Shareholders of ICICI Securities has approved the proposed merger with parent ICICI Bank. However, the green signal was largely driven by support from institutional investors even as majority retail shareholders voted against the proposal.

The voting result showed that 71.89 per cent shareholders voted for the delisting. Of the institutional investors, 83.8 per cent voted positively, swinging the vote in their favour. On the other hand, only 32 per cent of retail shareholders were in favour of the delisting.

Reacting to the shareholder approval, shares of ICICI Securities fell up to 4.5 per cent in early trade to an intraday low of ₹708.55. The stock later pared some losses to end 1.8 per cent lower at ₹728.95 on the NSE.

Share exchange ratio

Per the proposed terms of agreement, shareholders of ICICI Securities will get 67 shares of ICICI Bank for every 100 shares held. Following the merger, ICICI Securities will become a wholly-owned subsidiary of ICICI Bank, which currently holds 74.8 per cent stake.

Foreign and domestic institutional investors account for 16.68 per cent of ICICI Securities’ share capital, whereas non-institutional public shareholders hold 8.55 per cent stake as of December 2023.

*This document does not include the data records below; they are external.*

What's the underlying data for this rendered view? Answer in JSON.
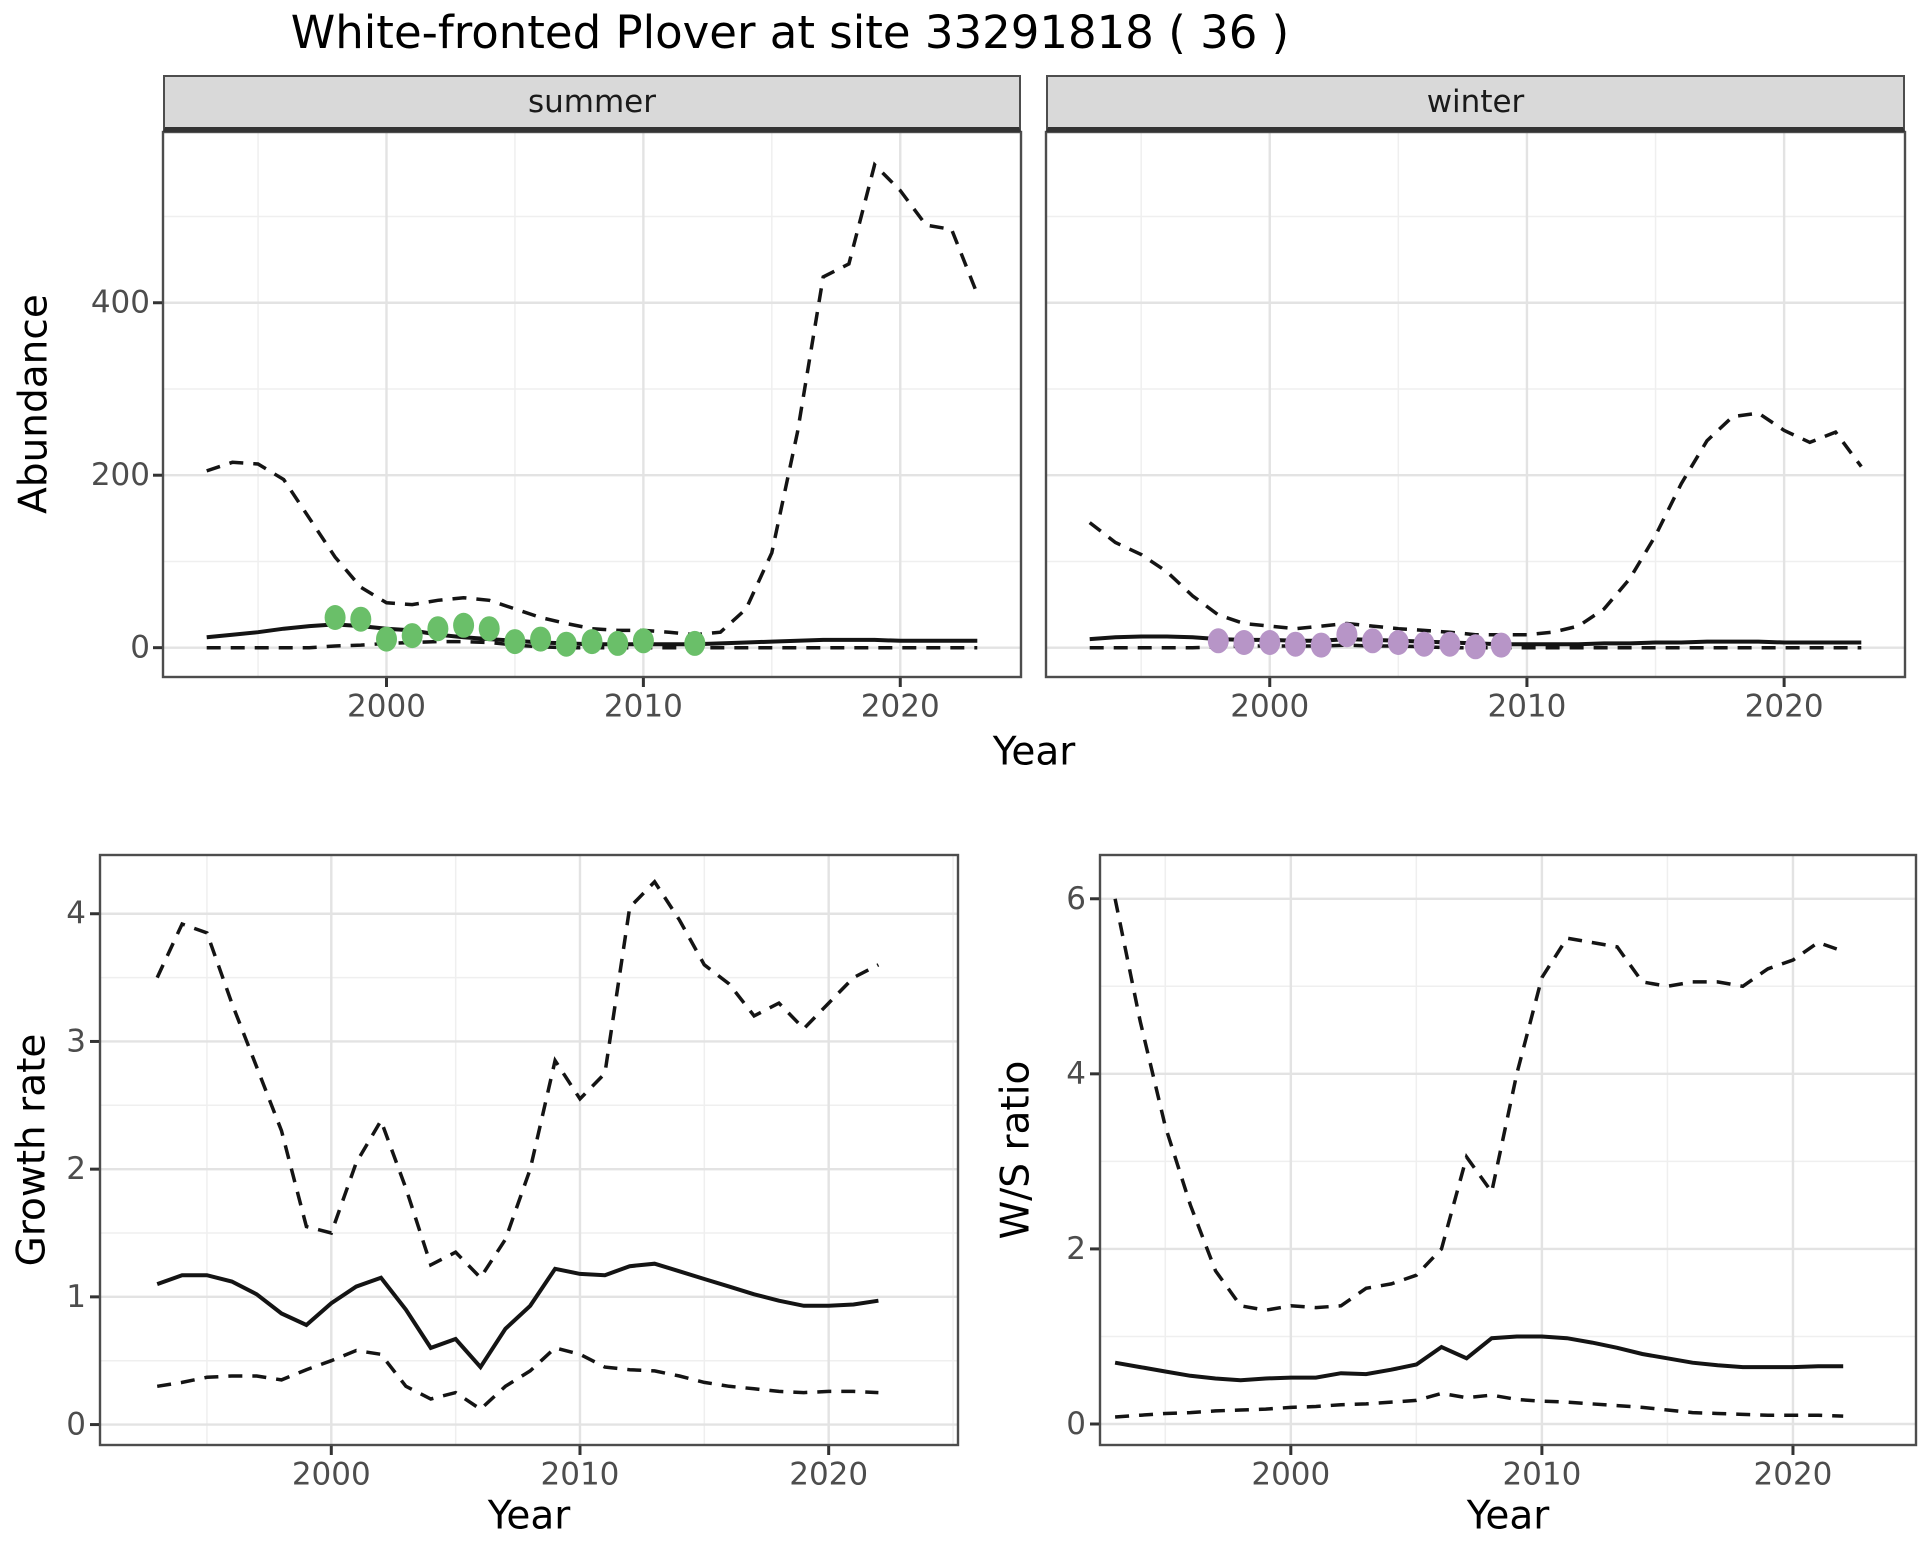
{
  "title": "White-fronted Plover at site 33291818 ( 36 )",
  "facets": {
    "summer": "summer",
    "winter": "winter"
  },
  "axis_titles": {
    "abundance": "Abundance",
    "year_top": "Year",
    "growth": "Growth rate",
    "ws": "W/S ratio",
    "year_growth": "Year",
    "year_ws": "Year"
  },
  "colors": {
    "line": "#141414",
    "grid_major": "#e3e3e3",
    "grid_minor": "#efefef",
    "strip_bg": "#d9d9d9",
    "panel_border": "#4d4d4d",
    "axis_text": "#4d4d4d",
    "tick": "#333333",
    "summer_obs": "#6abf69",
    "winter_obs": "#b795c7"
  },
  "chart_data": [
    {
      "id": "abundance-summer",
      "type": "line",
      "facet": "summer",
      "xlabel": "Year",
      "ylabel": "Abundance",
      "x": [
        1993,
        1994,
        1995,
        1996,
        1997,
        1998,
        1999,
        2000,
        2001,
        2002,
        2003,
        2004,
        2005,
        2006,
        2007,
        2008,
        2009,
        2010,
        2011,
        2012,
        2013,
        2014,
        2015,
        2016,
        2017,
        2018,
        2019,
        2020,
        2021,
        2022,
        2023
      ],
      "series": [
        {
          "name": "upper-ci",
          "style": "dashed",
          "values": [
            205,
            215,
            213,
            195,
            150,
            105,
            70,
            52,
            50,
            55,
            58,
            55,
            45,
            35,
            28,
            22,
            20,
            20,
            18,
            15,
            18,
            45,
            110,
            250,
            430,
            445,
            560,
            530,
            490,
            485,
            410
          ]
        },
        {
          "name": "median",
          "style": "solid",
          "values": [
            12,
            15,
            18,
            22,
            25,
            27,
            25,
            22,
            20,
            15,
            12,
            10,
            8,
            6,
            5,
            4,
            4,
            4,
            4,
            4,
            5,
            6,
            7,
            8,
            9,
            9,
            9,
            8,
            8,
            8,
            8
          ]
        },
        {
          "name": "lower-ci",
          "style": "dashed",
          "values": [
            0,
            0,
            0,
            0,
            0,
            2,
            3,
            5,
            6,
            7,
            7,
            6,
            3,
            1,
            0,
            0,
            0,
            0,
            0,
            0,
            0,
            0,
            0,
            0,
            0,
            0,
            0,
            0,
            0,
            0,
            0
          ]
        }
      ],
      "points": {
        "name": "observed-counts",
        "color_key": "summer_obs",
        "x": [
          1998,
          1999,
          2000,
          2001,
          2002,
          2003,
          2004,
          2005,
          2006,
          2007,
          2008,
          2009,
          2010,
          2012
        ],
        "values": [
          35,
          33,
          10,
          14,
          22,
          26,
          22,
          7,
          10,
          4,
          7,
          5,
          8,
          5
        ]
      },
      "xticks": [
        2000,
        2010,
        2020
      ],
      "yticks": [
        0,
        200,
        400
      ],
      "xlim": [
        1991.3,
        2024.7
      ],
      "ylim": [
        -34,
        598
      ]
    },
    {
      "id": "abundance-winter",
      "type": "line",
      "facet": "winter",
      "xlabel": "Year",
      "ylabel": "Abundance",
      "x": [
        1993,
        1994,
        1995,
        1996,
        1997,
        1998,
        1999,
        2000,
        2001,
        2002,
        2003,
        2004,
        2005,
        2006,
        2007,
        2008,
        2009,
        2010,
        2011,
        2012,
        2013,
        2014,
        2015,
        2016,
        2017,
        2018,
        2019,
        2020,
        2021,
        2022,
        2023
      ],
      "series": [
        {
          "name": "upper-ci",
          "style": "dashed",
          "values": [
            145,
            122,
            108,
            88,
            60,
            38,
            28,
            25,
            22,
            25,
            28,
            25,
            22,
            20,
            18,
            15,
            15,
            15,
            18,
            25,
            45,
            80,
            130,
            190,
            240,
            268,
            272,
            252,
            238,
            250,
            210
          ]
        },
        {
          "name": "median",
          "style": "solid",
          "values": [
            10,
            12,
            13,
            13,
            12,
            10,
            9,
            9,
            8,
            8,
            10,
            9,
            8,
            7,
            6,
            5,
            4,
            4,
            4,
            4,
            5,
            5,
            6,
            6,
            7,
            7,
            7,
            6,
            6,
            6,
            6
          ]
        },
        {
          "name": "lower-ci",
          "style": "dashed",
          "values": [
            0,
            0,
            0,
            0,
            0,
            1,
            2,
            2,
            2,
            2,
            3,
            2,
            2,
            1,
            0,
            0,
            0,
            0,
            0,
            0,
            0,
            0,
            0,
            0,
            0,
            0,
            0,
            0,
            0,
            0,
            0
          ]
        }
      ],
      "points": {
        "name": "observed-counts",
        "color_key": "winter_obs",
        "x": [
          1998,
          1999,
          2000,
          2001,
          2002,
          2003,
          2004,
          2005,
          2006,
          2007,
          2008,
          2009
        ],
        "values": [
          8,
          6,
          6,
          4,
          3,
          15,
          8,
          6,
          4,
          4,
          1,
          3
        ]
      },
      "xticks": [
        2000,
        2010,
        2020
      ],
      "yticks": [
        0,
        200,
        400
      ],
      "xlim": [
        1991.3,
        2024.7
      ],
      "ylim": [
        -34,
        598
      ]
    },
    {
      "id": "growth-rate",
      "type": "line",
      "xlabel": "Year",
      "ylabel": "Growth rate",
      "x": [
        1993,
        1994,
        1995,
        1996,
        1997,
        1998,
        1999,
        2000,
        2001,
        2002,
        2003,
        2004,
        2005,
        2006,
        2007,
        2008,
        2009,
        2010,
        2011,
        2012,
        2013,
        2014,
        2015,
        2016,
        2017,
        2018,
        2019,
        2020,
        2021,
        2022
      ],
      "series": [
        {
          "name": "upper-ci",
          "style": "dashed",
          "values": [
            3.5,
            3.92,
            3.85,
            3.3,
            2.8,
            2.3,
            1.55,
            1.5,
            2.05,
            2.38,
            1.85,
            1.25,
            1.35,
            1.15,
            1.45,
            2.0,
            2.85,
            2.55,
            2.75,
            4.05,
            4.25,
            3.95,
            3.6,
            3.45,
            3.2,
            3.3,
            3.1,
            3.3,
            3.5,
            3.6
          ]
        },
        {
          "name": "median",
          "style": "solid",
          "values": [
            1.1,
            1.17,
            1.17,
            1.12,
            1.02,
            0.87,
            0.78,
            0.95,
            1.08,
            1.15,
            0.9,
            0.6,
            0.67,
            0.45,
            0.75,
            0.93,
            1.22,
            1.18,
            1.17,
            1.24,
            1.26,
            1.2,
            1.14,
            1.08,
            1.02,
            0.97,
            0.93,
            0.93,
            0.94,
            0.97
          ]
        },
        {
          "name": "lower-ci",
          "style": "dashed",
          "values": [
            0.3,
            0.33,
            0.37,
            0.38,
            0.38,
            0.35,
            0.43,
            0.5,
            0.58,
            0.55,
            0.3,
            0.2,
            0.25,
            0.12,
            0.3,
            0.42,
            0.6,
            0.55,
            0.45,
            0.43,
            0.42,
            0.38,
            0.33,
            0.3,
            0.28,
            0.26,
            0.25,
            0.26,
            0.26,
            0.25
          ]
        }
      ],
      "xticks": [
        2000,
        2010,
        2020
      ],
      "yticks": [
        0,
        1,
        2,
        3,
        4
      ],
      "xlim": [
        1990.7,
        2025.2
      ],
      "ylim": [
        -0.16,
        4.46
      ]
    },
    {
      "id": "ws-ratio",
      "type": "line",
      "xlabel": "Year",
      "ylabel": "W/S ratio",
      "x": [
        1993,
        1994,
        1995,
        1996,
        1997,
        1998,
        1999,
        2000,
        2001,
        2002,
        2003,
        2004,
        2005,
        2006,
        2007,
        2008,
        2009,
        2010,
        2011,
        2012,
        2013,
        2014,
        2015,
        2016,
        2017,
        2018,
        2019,
        2020,
        2021,
        2022
      ],
      "series": [
        {
          "name": "upper-ci",
          "style": "dashed",
          "values": [
            6.0,
            4.6,
            3.4,
            2.5,
            1.75,
            1.35,
            1.3,
            1.35,
            1.33,
            1.35,
            1.55,
            1.6,
            1.7,
            2.0,
            3.05,
            2.65,
            4.0,
            5.1,
            5.55,
            5.5,
            5.45,
            5.05,
            5.0,
            5.05,
            5.05,
            5.0,
            5.2,
            5.3,
            5.5,
            5.4
          ]
        },
        {
          "name": "median",
          "style": "solid",
          "values": [
            0.7,
            0.65,
            0.6,
            0.55,
            0.52,
            0.5,
            0.52,
            0.53,
            0.53,
            0.58,
            0.57,
            0.62,
            0.68,
            0.88,
            0.75,
            0.98,
            1.0,
            1.0,
            0.98,
            0.93,
            0.87,
            0.8,
            0.75,
            0.7,
            0.67,
            0.65,
            0.65,
            0.65,
            0.66,
            0.66
          ]
        },
        {
          "name": "lower-ci",
          "style": "dashed",
          "values": [
            0.08,
            0.1,
            0.12,
            0.13,
            0.15,
            0.16,
            0.17,
            0.19,
            0.2,
            0.22,
            0.23,
            0.25,
            0.27,
            0.35,
            0.3,
            0.33,
            0.28,
            0.26,
            0.25,
            0.23,
            0.21,
            0.19,
            0.16,
            0.13,
            0.12,
            0.11,
            0.1,
            0.1,
            0.1,
            0.09
          ]
        }
      ],
      "xticks": [
        2000,
        2010,
        2020
      ],
      "yticks": [
        0,
        2,
        4,
        6
      ],
      "xlim": [
        1992.4,
        2024.9
      ],
      "ylim": [
        -0.24,
        6.5
      ]
    }
  ]
}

Following reports of retail shareholders feeling pressured by ICICI Bank staff to support the merger, complaints surfaced regarding relentless solicitation on social media, including persistent calls and messages, inquiries for voting details, and efforts to sway voting decisions. In response, ICICI Bank said that given the large number of retail shareholders, the bank and the broking subsidiary had been reaching out to shareholders to explain the proposed scheme and the e-voting process with the “objective of maximising participation”.

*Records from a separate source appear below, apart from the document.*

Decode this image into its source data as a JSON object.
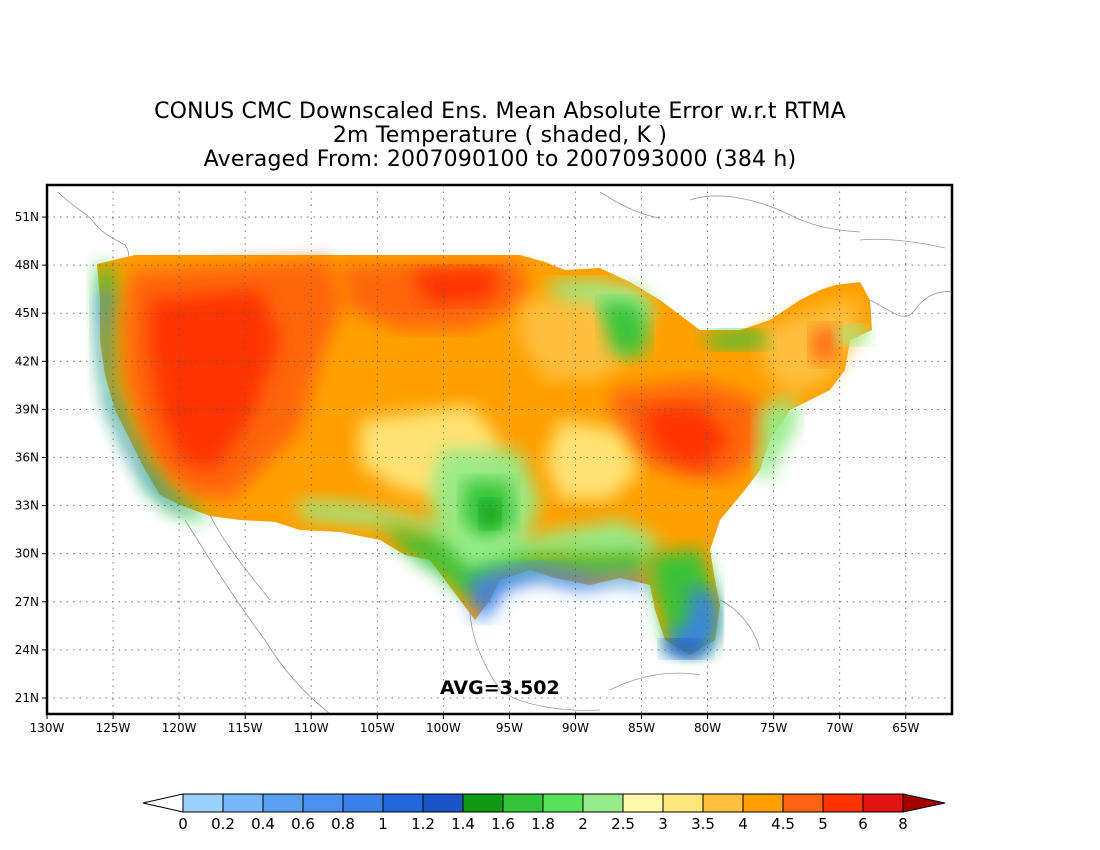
{
  "title": {
    "line1": "CONUS CMC Downscaled Ens. Mean Absolute Error w.r.t RTMA",
    "line2": "2m Temperature ( shaded, K )",
    "line3": "Averaged From: 2007090100 to 2007093000 (384 h)"
  },
  "annotation": {
    "avg_text": "AVG=3.502"
  },
  "axes": {
    "lat_labels": [
      "51N",
      "48N",
      "45N",
      "42N",
      "39N",
      "36N",
      "33N",
      "30N",
      "27N",
      "24N",
      "21N"
    ],
    "lon_labels": [
      "130W",
      "125W",
      "120W",
      "115W",
      "110W",
      "105W",
      "100W",
      "95W",
      "90W",
      "85W",
      "80W",
      "75W",
      "70W",
      "65W"
    ],
    "lat_range": [
      20,
      53
    ],
    "lon_range": [
      -130,
      -61.5
    ],
    "grid": "dotted"
  },
  "colorbar": {
    "labels": [
      "0",
      "0.2",
      "0.4",
      "0.6",
      "0.8",
      "1",
      "1.2",
      "1.4",
      "1.6",
      "1.8",
      "2",
      "2.5",
      "3",
      "3.5",
      "4",
      "4.5",
      "5",
      "6",
      "8"
    ],
    "colors": [
      "#9ad2fa",
      "#78b8f8",
      "#5aa0f2",
      "#4a90ec",
      "#3a80e8",
      "#2266dc",
      "#1a54c8",
      "#0f9a16",
      "#33c43b",
      "#56e25a",
      "#96ec8a",
      "#fffaaa",
      "#ffe67a",
      "#ffc040",
      "#ffa000",
      "#ff6410",
      "#ff3200",
      "#e11414"
    ],
    "under_color": "#ffffff",
    "over_color": "#a50000"
  },
  "map_colors": {
    "high": "#ff6410",
    "very_high": "#ff3200",
    "mid": "#ffa000",
    "moderate": "#ffc040",
    "low_mid": "#ffe67a",
    "low": "#96ec8a",
    "green": "#33c43b",
    "dark_green": "#0f9a16",
    "blue": "#3a80e8",
    "dark_blue": "#1a54c8"
  }
}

The share exchange ratio has been decided as per the joint valuation exercise conducted by two independent valuers, and two merchant bankers delivered independent fairness opinions to ICICI Bank and ICICI Securities separately. Further, ICICI Bank and ICICI Securities have received no adverse observations/ no-objection letters regarding the proposed merger, and four independent proxy advisory firms also recommended voting in favour of the resolution, it said.

Shares of ICICI Securities were listed on April 4, 2018 at ₹432, at a 17 per cent discount to the IPO price of ₹520. A reverse merger at that time, would have entailed a swap ratio of 1.65 ICICI Bank shares for every share of ICICI securities, also a premium of 146 per cent to the current offer.

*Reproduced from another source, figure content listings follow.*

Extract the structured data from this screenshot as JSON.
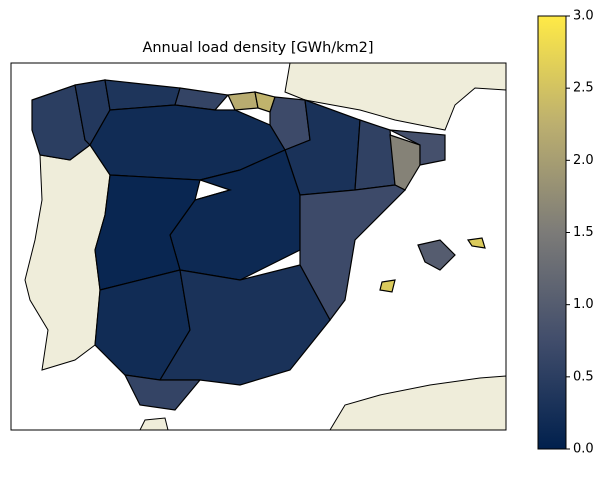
{
  "chart_data": {
    "type": "choropleth",
    "title": "Annual load density [GWh/km2]",
    "values": [
      0.5,
      0.4,
      0.35,
      0.6,
      2.2,
      2.3,
      0.7,
      0.3,
      0.55,
      1.6,
      0.8,
      0.2,
      1.5,
      0.15,
      0.7,
      0.1,
      0.2,
      0.3,
      0.6,
      1.0,
      2.6,
      2.6
    ],
    "clim": [
      0,
      3
    ],
    "colorscale": [
      "#00204d",
      "#414d6b",
      "#7c7b78",
      "#bcaf6f",
      "#ffea46"
    ],
    "cticks": [
      {
        "value": 0,
        "label": "0.0"
      },
      0.5,
      {
        "value": 1,
        "label": "1.0"
      },
      1.5,
      {
        "value": 2,
        "label": "2.0"
      },
      2.5,
      {
        "value": 3,
        "label": "3.0"
      }
    ]
  }
}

In a recent note, Quantum Mutual Fund — a shareholder of both ICICI Securities and ICICI Bank — said that it will be voting against the delisting as the swap ratio is detrimental to the interests of minority shareholders. It estimated the loss for unitholders across two schemes at ₹6.08 crore.

“The current swap ratio values ICICI Securities at a 30-77 per cent discount to its other listed peers based on consensus earnings forecast for fiscal year ending March 2024,” the fund house had then said, adding that had the IPO price been used as the benchmark, the share swap ratio would have been 1.9 shares of ICICI Bank for every share of ICICI Securities, a premium of 183 per cent to the current offer.